Among the enrichment results of replanted teeth at 7 days, TGF-β signaling drew particular attention. TGF-β signaling was negatively correlated with DR compared to IR. TGF-β is a cytokine that participates in bone metabolism. TGF-β has the potential to promote PDL regeneration. In the periodontal inflammatory microenvironment, high TGF–β production by periodontal tissues promotes the differentiation and repair of periodontal fibroblasts. A previous study confirmed that TGF-β in human platelet-rich plasma (PRP) stimulated PDL cells and type I collagen synthesis in the PDL [38]. Another study showed more favorable periodontal healing in dog teeth replanted with PRP due to the continuous local release of various growth factors associated with wound healing and tissue repair [39]. Hence, TGF-β is highly expressed in the presence of upregulated IL-6 and modulates the resolution of inflammation [40]. Since these pathways present different functional characteristics, it may be reasonable to assume that the net effect of their interactions is more important than the role of specific pathways.
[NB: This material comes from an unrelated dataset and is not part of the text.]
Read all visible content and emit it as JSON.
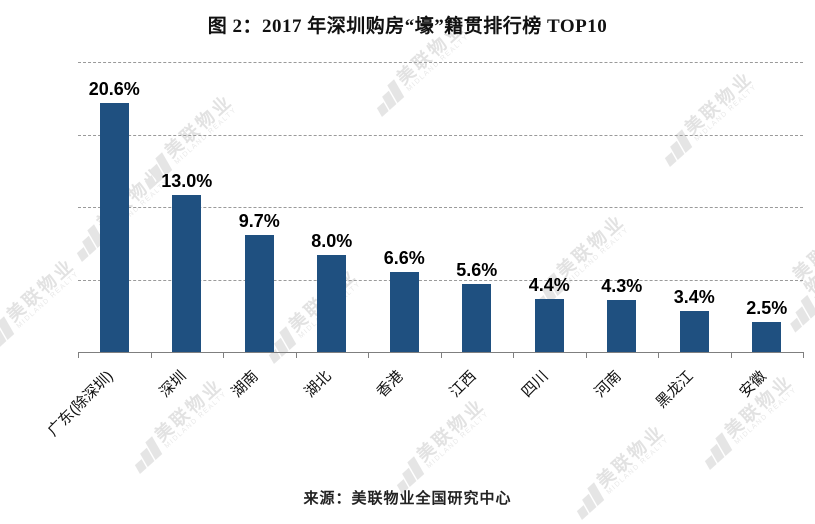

The present study identified DEG profiles after tooth replantation. A significant finding was that the immune responses in periodontal tissues after replantation were mainly associated with TNF-α signaling via the NF-κB pathway. However, the present study has several limitations. First, this specific topic with RNA-seq still needs more research in the field; hence, the current pilot study conveniently determined the sample size. Future studies will need to use more meticulous calculations to identify the sample size. Furthermore, since this study used palatal soft tissue biopsy samples, differences in regulatory mechanisms between the IR and DR conditions might not be ideally identified. Next, the prognosis of replanted teeth was not considered. Replanted teeth with the same extra-oral time may have different prognoses. Therefore, further gene expression studies in replanted teeth according to specific complications are necessary. Furthermore, in evaluating periodontal tissue destruction or the quality of replantation, a further study will need to incorporate additional assessments such as histologic analyses and radiographic evaluations for a more in-depth investigation. Finally, this study only included evaluation time points at 3 and 7 days, although considerable changes in DEG profiles can also occur after these phases. Gene expression analysis in replanted teeth with more extended periods will be needed in the future.